Answer
See the detailed answer below.
Work Step by Step
Since the string vibrates at its second-harmonic frequency, the wavelength of the standing wave is then equal to the length of the string; $(\lambda= L)$.

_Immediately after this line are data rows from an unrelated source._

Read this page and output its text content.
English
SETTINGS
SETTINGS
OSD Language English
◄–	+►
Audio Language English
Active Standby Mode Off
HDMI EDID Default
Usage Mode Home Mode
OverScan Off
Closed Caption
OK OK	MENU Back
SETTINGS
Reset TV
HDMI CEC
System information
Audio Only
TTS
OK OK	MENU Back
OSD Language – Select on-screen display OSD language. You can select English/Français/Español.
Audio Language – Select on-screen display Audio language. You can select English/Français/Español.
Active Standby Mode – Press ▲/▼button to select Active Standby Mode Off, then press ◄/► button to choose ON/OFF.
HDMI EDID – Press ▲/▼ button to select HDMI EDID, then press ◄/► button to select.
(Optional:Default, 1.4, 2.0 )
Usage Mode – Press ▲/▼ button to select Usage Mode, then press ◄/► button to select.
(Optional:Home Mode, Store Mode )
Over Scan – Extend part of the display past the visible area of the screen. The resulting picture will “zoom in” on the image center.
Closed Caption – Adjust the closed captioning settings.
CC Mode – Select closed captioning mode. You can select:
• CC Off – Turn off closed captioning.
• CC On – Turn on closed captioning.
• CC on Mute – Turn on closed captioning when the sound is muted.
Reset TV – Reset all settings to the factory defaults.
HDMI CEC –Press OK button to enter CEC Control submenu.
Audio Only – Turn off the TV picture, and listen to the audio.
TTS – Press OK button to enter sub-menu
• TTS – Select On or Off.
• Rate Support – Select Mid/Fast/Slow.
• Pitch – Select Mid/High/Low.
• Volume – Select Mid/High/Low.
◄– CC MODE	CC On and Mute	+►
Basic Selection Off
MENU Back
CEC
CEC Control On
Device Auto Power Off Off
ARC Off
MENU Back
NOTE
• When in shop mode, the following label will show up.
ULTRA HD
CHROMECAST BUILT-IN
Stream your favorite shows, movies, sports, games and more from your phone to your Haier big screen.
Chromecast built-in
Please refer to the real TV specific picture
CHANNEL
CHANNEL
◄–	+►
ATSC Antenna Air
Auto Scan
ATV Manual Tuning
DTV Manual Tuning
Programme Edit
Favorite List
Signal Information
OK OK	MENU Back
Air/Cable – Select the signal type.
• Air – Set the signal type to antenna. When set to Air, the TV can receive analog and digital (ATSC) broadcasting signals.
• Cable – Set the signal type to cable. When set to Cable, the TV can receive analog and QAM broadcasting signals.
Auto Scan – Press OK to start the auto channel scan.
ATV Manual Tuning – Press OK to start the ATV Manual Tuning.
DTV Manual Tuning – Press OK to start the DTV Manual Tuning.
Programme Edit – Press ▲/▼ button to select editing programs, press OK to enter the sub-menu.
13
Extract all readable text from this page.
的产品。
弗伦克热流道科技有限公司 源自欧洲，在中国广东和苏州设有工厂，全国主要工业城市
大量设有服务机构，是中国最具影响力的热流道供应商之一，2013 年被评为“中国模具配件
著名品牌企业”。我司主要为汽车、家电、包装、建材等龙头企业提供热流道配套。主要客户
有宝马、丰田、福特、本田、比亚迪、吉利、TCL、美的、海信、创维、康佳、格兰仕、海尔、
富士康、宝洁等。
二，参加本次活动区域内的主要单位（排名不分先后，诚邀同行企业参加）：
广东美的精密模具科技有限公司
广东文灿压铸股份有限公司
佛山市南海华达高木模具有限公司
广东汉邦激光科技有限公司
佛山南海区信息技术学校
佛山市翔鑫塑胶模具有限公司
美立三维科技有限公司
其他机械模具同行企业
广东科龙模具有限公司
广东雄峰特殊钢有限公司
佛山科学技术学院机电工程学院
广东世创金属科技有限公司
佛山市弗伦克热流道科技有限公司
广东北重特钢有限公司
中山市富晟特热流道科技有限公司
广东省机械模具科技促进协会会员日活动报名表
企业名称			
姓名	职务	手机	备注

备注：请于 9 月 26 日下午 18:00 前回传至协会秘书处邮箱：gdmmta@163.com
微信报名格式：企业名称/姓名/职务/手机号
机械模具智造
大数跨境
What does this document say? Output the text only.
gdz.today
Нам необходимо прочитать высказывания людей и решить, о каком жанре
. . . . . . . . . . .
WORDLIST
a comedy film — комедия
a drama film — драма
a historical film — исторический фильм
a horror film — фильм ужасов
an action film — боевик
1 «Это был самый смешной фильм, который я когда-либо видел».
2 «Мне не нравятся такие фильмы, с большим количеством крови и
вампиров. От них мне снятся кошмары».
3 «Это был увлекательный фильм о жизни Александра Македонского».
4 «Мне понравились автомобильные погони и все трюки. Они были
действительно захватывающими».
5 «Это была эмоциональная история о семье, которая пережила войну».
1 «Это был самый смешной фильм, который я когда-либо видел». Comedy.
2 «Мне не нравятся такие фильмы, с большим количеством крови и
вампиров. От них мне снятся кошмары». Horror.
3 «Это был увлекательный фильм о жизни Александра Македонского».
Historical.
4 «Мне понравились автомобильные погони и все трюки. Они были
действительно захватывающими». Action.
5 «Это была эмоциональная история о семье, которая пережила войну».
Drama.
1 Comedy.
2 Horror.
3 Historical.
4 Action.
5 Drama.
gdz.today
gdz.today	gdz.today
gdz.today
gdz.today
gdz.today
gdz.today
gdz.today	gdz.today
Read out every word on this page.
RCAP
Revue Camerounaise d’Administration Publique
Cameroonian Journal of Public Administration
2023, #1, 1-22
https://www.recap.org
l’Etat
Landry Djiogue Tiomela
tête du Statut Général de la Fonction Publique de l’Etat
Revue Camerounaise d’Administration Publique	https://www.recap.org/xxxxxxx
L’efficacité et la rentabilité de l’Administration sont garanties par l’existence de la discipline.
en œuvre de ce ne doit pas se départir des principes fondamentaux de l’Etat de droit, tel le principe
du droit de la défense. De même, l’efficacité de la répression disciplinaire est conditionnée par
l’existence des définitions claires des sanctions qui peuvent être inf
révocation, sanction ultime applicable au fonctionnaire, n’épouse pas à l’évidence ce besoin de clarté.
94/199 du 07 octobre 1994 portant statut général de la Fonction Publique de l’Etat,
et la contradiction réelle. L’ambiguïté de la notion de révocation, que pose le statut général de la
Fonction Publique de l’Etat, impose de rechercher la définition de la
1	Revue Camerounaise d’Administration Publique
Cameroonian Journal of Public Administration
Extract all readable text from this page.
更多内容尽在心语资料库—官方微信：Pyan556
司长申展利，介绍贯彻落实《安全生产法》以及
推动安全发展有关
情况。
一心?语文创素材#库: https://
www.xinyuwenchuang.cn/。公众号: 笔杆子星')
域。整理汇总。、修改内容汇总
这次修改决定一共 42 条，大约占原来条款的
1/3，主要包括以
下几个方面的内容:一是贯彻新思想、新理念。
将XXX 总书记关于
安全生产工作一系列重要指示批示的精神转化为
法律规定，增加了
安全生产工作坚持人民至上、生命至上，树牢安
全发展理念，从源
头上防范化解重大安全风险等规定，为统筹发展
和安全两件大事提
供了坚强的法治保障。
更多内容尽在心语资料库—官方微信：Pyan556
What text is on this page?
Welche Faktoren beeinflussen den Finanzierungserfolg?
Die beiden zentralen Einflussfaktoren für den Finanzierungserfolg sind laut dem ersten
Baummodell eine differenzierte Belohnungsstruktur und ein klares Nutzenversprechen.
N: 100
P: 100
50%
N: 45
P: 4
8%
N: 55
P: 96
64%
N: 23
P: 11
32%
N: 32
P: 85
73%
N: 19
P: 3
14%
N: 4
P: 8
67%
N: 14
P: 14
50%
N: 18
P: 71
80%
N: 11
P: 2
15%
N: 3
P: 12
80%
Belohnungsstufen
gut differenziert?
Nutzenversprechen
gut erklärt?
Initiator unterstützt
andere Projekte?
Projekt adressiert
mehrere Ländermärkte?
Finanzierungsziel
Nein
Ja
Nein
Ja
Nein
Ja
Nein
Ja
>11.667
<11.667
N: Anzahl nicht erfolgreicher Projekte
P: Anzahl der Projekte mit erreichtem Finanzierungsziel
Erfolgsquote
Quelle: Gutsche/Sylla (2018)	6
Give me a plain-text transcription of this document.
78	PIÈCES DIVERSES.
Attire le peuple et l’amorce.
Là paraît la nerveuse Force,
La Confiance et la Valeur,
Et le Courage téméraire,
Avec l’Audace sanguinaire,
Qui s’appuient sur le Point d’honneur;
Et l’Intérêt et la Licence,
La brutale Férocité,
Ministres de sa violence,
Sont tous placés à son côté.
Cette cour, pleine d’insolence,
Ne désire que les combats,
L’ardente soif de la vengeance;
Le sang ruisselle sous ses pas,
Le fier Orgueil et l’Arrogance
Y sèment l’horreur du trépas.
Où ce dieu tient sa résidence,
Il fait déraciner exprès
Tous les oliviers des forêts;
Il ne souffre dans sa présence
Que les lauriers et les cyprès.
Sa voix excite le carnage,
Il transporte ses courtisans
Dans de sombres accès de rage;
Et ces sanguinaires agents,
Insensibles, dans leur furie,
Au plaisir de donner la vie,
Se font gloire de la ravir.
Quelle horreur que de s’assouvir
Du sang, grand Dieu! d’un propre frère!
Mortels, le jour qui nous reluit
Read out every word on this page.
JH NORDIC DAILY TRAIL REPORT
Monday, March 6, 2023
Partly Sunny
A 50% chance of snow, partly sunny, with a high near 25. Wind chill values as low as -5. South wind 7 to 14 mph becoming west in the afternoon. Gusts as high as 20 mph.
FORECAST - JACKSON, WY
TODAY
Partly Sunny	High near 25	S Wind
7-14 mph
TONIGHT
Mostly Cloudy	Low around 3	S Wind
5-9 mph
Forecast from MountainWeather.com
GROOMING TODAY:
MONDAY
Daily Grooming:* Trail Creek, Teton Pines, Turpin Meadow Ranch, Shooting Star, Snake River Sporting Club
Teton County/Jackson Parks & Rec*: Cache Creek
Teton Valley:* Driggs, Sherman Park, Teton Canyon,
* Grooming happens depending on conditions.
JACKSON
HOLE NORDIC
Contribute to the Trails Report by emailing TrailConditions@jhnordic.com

We know that the displacement of a medium in this situation is given by
$$D_{(x,t)}=A_{(x)} \cos(\omega t)$$
where
$$A_{(x)}=2a\sin(kx)=A_{max}\sin(kx)$$
where $k=2\pi/\lambda$, so
$$A_{(x)}= A_{max}\sin\left(\dfrac{2\pi x}{\lambda}\right)$$
Plugging the known;
$$A_{(x)}= 2.0\sin\left(\dfrac{2\pi x}{2}\right)$$
$$A_{(x)}=2.0\sin\left( \pi x\right)$$
At $x=10$ cm:
$$A_{(x)}=2.0\sin\left( \pi [0.10]\right)=\color{red}{\bf 0.62}\;\rm cm$$
At $x=20$ cm:
$$A_{(x)}=2.0\sin\left( \pi [0.20]\right)=\color{red}{\bf 1.2}\;\rm cm$$
At $x=30$ cm:
$$A_{(x)}=2.0\sin\left( \pi [0.30]\right)=\color{red}{\bf 1.6}\;\rm cm$$
At $x=40$ cm:
$$A_{(x)}=2.0\sin\left( \pi [0.40]\right)=\color{red}{\bf 1.9}\;\rm cm$$
At $x=50$ cm:
$$A_{(x)}=2.0\sin\left( \pi [0.50]\right)=\color{red}{\bf 2.0}\;\rm cm$$